Incorporating circadian-effective lighting into projects
Circadian lighting can be a complex topic, and knowing where to start is difficult. Project goals, objectives, and constraints should be carefully considered before committing to a circadian-effective lighting strategy. Here are some key areas to consider:
- Technical requirements. Is the project seeking WELL certification? Are there other requirements that need to be met on paper?
- Circadian vs. tunable white lighting. Is the goal specifically to entrain the circadian system, or is this a project that requires color tuning as a design feature to enhance the mood or to create a dynamic environment?
- Active entrainment vs. avoiding disruption. Do occupants use the space during the day, at night, or both? Are the occupants likely to receive sufficient circadian stimulation elsewhere in their daily lives, or does the electric lighting need to provide that?
- Manual vs. programmed control. Some applications require manual control for performing visual tasks. Active circadian entrainment requires consistency to ensure the stimulation is provided at the right time of day. If the lighting schedule is regularly overridden, the controls can become more complex to accommodate.
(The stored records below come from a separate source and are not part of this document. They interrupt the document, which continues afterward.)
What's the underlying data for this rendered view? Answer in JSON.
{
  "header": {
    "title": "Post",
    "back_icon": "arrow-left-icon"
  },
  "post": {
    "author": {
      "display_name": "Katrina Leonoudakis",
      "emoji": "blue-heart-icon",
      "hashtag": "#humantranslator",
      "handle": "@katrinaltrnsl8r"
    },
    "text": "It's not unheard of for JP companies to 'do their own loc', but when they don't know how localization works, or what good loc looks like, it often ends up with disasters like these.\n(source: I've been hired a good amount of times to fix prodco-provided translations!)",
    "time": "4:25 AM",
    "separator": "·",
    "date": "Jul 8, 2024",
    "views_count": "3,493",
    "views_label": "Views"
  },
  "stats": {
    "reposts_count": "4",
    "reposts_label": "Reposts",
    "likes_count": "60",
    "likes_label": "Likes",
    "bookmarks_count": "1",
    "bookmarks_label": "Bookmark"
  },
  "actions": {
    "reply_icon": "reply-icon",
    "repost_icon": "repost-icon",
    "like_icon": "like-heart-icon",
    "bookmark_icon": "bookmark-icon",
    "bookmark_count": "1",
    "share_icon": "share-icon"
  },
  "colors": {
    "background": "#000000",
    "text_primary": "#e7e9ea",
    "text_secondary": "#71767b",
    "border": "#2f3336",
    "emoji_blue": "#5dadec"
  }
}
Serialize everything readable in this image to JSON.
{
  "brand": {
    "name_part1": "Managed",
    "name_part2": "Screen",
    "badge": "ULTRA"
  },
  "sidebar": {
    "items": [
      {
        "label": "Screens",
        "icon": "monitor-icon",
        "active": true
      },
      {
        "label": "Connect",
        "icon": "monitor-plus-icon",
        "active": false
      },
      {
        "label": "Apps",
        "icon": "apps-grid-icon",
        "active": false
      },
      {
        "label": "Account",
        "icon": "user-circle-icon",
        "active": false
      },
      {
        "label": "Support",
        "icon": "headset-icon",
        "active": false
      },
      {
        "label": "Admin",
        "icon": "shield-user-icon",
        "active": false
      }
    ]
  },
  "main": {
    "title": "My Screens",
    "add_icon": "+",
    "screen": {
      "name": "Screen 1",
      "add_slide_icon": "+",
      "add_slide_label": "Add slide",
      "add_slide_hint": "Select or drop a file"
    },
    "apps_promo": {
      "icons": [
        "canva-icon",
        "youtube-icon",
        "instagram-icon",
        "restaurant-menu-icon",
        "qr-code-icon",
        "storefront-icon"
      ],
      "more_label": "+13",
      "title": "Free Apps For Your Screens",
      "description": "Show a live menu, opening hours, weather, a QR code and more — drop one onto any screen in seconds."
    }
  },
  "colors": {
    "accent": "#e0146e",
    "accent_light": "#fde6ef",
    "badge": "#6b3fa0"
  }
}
Consider using different sources of light for occupant-controllable functions versus automatic time-of-day functions.
- Extent of application. Not all spaces have the same needs. Where is circadian-effective lighting most useful and needed? Strategically limiting the scope of the application can sometimes be the only way to achieve the project goals.
- Daylight availability. Consider whether the spaces in question have daylight availability. If so, is circadian stimulation needed? Even if ample daylight is available through windows, the designer should evaluate the spectral transmission properties of glazing to ensure that enough light of the right wavelength reaches the eyes of the occupants.
- Project team capabilities. Who will design the system, program the controls, and maintain it over its life? Build a team of individuals who are invested in and knowledgeable about the lighting system’s function and capabilities. A neglected and non-functional circadian lighting system can cause more problems than it solves.
- Budgetary constraints. Be realistic about the budget for circadian-effective lighting strategies and communicate priorities up front. Where do you get the most bang for your buck? Thoughtful design doesn’t cost extra and, in some cases, is all that is needed.
Looking toward the future
The ongoing exploration of light’s effects on health is paving the way for significant advancements in biologically effective lighting design. Innovations such as simplified controls, adjustable spectrum luminaires, and artificial daylight solutions can help create environments that not only meet aesthetic and functional needs but also enhance well-being. As we continue to refine our approaches, the potential for cost-effective circadian lighting solutions that align with our biological rhythms becomes increasingly feasible, ultimately fostering healthier living and working environments.
For more in-depth information, refer to the Illuminating Engineering Society’s ANSI/IES RP-46-23 – Recommended Practice: Supporting the Physiological and Behavioral Effects of Lighting in Interior Daytime Environments.